Kitaplar yasaklanmaz, onlar eleştirilir. Eleştirinin gelişmesi için kitabın kutsallaştırılmasından vazgeçilmesi gerekir. Elbette çok kötü kitaplar var ve bunların öncelikle editörler ve eleştirmenlerce sorgulanması ve gerektiğinde yayından çekilmesi edebiyata saygının gereğidir. Bu gerçekleşmezse metinlerin okunması teşvik edilmemelidir.

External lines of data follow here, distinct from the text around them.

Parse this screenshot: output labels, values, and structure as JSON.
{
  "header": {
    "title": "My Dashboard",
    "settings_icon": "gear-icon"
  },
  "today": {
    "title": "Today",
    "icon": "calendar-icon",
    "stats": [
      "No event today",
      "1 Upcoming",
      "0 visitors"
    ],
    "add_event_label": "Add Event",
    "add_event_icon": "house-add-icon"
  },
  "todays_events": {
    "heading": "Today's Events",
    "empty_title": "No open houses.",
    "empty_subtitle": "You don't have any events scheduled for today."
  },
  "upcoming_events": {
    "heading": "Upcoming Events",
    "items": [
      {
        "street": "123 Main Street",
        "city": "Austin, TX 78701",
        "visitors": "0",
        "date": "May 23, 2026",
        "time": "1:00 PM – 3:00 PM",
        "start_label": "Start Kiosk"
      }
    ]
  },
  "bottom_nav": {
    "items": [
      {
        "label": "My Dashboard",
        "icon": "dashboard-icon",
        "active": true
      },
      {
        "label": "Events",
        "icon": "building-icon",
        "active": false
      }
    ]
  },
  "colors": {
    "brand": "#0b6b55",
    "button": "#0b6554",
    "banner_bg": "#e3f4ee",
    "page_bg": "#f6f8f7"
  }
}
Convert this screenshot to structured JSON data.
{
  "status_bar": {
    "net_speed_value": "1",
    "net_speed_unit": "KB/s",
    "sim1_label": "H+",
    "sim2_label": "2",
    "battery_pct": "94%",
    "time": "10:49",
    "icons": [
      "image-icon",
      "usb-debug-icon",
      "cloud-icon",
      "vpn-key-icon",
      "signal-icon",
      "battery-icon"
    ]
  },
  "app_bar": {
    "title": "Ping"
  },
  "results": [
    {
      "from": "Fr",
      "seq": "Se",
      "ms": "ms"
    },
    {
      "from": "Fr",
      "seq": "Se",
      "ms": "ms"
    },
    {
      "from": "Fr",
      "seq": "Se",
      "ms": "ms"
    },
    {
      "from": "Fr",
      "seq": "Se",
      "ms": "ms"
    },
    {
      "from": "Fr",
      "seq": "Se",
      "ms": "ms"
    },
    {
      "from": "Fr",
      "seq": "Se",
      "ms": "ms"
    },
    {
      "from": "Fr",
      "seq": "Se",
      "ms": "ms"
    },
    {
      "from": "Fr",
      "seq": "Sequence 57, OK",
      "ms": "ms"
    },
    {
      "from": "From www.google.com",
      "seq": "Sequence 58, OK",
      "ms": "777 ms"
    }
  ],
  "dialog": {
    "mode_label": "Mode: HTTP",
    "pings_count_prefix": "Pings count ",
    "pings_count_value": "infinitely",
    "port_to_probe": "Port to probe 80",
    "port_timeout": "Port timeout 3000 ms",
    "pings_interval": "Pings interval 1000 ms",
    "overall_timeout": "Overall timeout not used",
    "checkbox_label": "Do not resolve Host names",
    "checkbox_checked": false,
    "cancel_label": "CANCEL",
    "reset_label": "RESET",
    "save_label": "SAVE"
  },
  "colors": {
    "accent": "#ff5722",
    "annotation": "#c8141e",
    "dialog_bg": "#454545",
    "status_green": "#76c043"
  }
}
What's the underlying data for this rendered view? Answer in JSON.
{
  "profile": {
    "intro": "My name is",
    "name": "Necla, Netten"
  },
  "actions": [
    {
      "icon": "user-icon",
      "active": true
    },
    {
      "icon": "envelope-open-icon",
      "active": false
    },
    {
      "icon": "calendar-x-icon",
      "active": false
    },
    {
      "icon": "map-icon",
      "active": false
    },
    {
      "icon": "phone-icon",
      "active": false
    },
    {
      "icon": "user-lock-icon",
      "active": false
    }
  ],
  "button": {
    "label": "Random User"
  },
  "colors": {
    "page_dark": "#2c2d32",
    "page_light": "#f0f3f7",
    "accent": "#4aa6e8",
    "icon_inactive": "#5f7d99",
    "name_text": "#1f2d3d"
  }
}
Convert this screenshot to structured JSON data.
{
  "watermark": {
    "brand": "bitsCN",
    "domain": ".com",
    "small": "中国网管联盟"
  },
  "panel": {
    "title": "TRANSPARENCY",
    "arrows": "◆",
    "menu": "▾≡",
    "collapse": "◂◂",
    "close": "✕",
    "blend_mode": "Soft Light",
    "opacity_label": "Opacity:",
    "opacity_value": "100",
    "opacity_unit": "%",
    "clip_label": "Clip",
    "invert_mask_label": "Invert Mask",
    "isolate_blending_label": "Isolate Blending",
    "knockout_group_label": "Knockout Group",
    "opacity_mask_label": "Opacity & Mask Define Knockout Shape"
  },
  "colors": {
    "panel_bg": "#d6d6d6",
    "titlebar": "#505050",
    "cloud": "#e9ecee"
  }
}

Eğer kitap öğretmen yerine konmaz, kutsallaştırılmaz ve sorgulanıp reddedilebileceği içselleştirilirse (çocuğa bu hakkı vermek gerek) yasaklara ihtiyaç duymazsınız. Sansür ise yazma özgürlüğünü ortadan kaldıran bir uygulama.
Okuması için bir çocuk kitabının önce ebeveyn tarafından okunması öneriliyor. Sizce hangi kitaplar bir çocuk için uygun değildir?
Ebeveyn isterse elbette okusun; ama padişahın çeşnicibaşısı gibi her şeyi denetleyen olursa o zaman çocuğun kimlik ve düşünce gelişimini nasıl sağlayacağız? Birlikte okumalar olabilir, okuma sonrası tartışılabilir ama “önce ben sonra sen” mantığının tutarlı olduğunu düşünmüyorum. Hayatı boyunca çocuğu etkileyecek bir ön denetim söz konusu olur ki, bu çocuğun, yetişkinliğinde de ebeveyn bağımlısı olmasına neden olur. Bunu teşvik eden psikolog ve pedagogların ciddi yanlış yaptığını düşünüyorum. Çocuğa sorgulama, eleştirme, reddetme özgürlüğünü verirseniz, kitabı onun karşısına öğretmen yetkisiyle koymazsanız, ona hayatı anlattığını söyleyebilirseniz, o zaman onun bilinci bunları aşmaya yetecektir. Çocuklarınıza güvenin. Onlar bazen hayatı ve kitapları sizden daha iyi biliyor.
Eklemek istediğiniz bir şey var mı?
Çocuk ve gençlik edebiyatı bir zamanlar harcıalem edebiyat olarak görülürken hatta sadece çocuklar için (onların değerler sistemini içselleştirmesi amacıyla) yazılan kitaplar tanımı yapılırken, günümüzde artık bir edebiyat alanı olarak görülmeye ve alana saygı duyulmaya başlanmıştır. Engelleyici her yaklaşımın çocuk edebiyatına zarar vereceği mutlak bir gerçektir. Alanın gelişmesi için edebiyat arayışının daha da artırılması, yazınsal estetiğin, çocuğa göreliğin, çocuk eşitliği ve gerçekliğinin, cinsiyet eşitliğinin daha fazla istenmesi gereklidir ve dileğimiz odur ki, bu alan evrensel değere ve saygınlığa ulaşan yazarlar ve kitaplar getirsin. Çok teşekkürler.